Passons sur deux nouvelles humoristiques, « Faites-moi de l’air » et « Un pet de lapin », dont la légèreté n’a d’égale que la futilité et dont la nature fantastique repose uniquement sur le fait de mettre Dieu en scène.

Enfin, « La Photo dans le médaillon » représente sans doute la nouvelle la plus authentiquement fantastique en raison de son thème classique. C’est peut-être aussi celle qui incarne le mieux l’idéal de littérature aux yeux de l’auteur. Malgré ses prétentions et les apparences, Florent Veilleux ne fait pas que l’éloge de l’inutile et sa misanthropie n’est pas généralisée. Il y a dans cette nouvelle une véritable foi dans la beauté et la chaleur humaine qui passe par les mots d’un enfant écrivain, seuls capables de sauver le monde. Malheureusement, compte tenu des facéties et des contrepèteries qu’il accumule dans son recueil, distillant la désillusion face à la bêtise humaine, l’auteur donne l’impression de ne plus y croire vraiment. Et le fantastique, trop dilué ou disparate pour charpenter ce recueil, ne sauve pas la mise.

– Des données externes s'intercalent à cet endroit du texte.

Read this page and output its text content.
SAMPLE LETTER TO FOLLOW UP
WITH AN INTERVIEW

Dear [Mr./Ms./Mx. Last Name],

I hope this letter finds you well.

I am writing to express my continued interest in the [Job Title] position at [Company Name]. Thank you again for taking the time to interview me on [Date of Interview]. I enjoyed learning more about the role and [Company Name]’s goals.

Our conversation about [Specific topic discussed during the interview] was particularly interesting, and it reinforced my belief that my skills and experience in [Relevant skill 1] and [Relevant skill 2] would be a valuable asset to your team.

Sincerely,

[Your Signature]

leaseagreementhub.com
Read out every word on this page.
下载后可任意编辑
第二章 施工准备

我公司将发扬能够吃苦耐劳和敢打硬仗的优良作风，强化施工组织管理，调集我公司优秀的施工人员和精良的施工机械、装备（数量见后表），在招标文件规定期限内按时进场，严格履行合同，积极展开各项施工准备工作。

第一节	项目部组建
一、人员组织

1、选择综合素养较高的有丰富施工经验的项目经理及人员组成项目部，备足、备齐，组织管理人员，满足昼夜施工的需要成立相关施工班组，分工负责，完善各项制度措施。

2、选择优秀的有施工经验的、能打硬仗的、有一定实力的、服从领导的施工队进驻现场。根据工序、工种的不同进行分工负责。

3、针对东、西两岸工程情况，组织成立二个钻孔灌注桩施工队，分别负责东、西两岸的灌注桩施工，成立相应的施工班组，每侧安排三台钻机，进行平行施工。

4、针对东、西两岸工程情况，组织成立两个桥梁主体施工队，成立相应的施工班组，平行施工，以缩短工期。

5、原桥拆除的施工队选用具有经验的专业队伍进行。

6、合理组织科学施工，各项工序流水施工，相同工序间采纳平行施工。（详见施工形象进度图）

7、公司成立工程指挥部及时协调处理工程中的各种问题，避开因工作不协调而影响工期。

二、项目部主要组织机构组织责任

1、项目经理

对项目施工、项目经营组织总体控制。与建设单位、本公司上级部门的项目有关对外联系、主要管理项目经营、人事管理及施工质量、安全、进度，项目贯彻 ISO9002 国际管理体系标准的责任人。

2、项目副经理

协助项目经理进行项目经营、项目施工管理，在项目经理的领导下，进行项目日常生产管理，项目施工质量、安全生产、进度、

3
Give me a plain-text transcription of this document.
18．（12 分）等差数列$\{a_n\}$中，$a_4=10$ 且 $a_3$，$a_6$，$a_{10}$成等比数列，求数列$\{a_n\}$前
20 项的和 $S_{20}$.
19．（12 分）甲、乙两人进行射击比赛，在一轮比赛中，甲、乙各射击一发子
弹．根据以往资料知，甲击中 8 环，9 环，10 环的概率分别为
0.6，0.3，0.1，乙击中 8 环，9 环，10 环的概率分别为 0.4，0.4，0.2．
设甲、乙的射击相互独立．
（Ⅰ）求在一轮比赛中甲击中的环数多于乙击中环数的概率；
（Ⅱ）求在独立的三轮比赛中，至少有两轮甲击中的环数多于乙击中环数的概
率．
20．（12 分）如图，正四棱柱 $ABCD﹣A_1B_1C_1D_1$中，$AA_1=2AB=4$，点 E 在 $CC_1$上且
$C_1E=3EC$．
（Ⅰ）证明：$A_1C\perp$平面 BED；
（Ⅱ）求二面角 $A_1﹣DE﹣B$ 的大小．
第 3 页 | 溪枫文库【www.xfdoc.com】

J’applaudis à cet éloge de la futilité, qui est aussi une façon de lutter contre la tendance à tout transformer en produit commercial, de s’inscrire à contre-courant de la productivité et de la rentabilité à tout prix. Trop souvent, cependant, l’écriture de Florent Veilleux nous ballotte entre l’émerveillement et l’irritation. [CJ]

  • Source : L'ASFFQ 1993, Alire, p. 191-193.

Références

  • Dupuis, Simon, Solaris 108, p. 36.
  • Lacroix, Pierre, Temps Tôt 27, p. 27.
  • Salducci, Pierre, Le Devoir, 14/15-08-1993, p. B 9.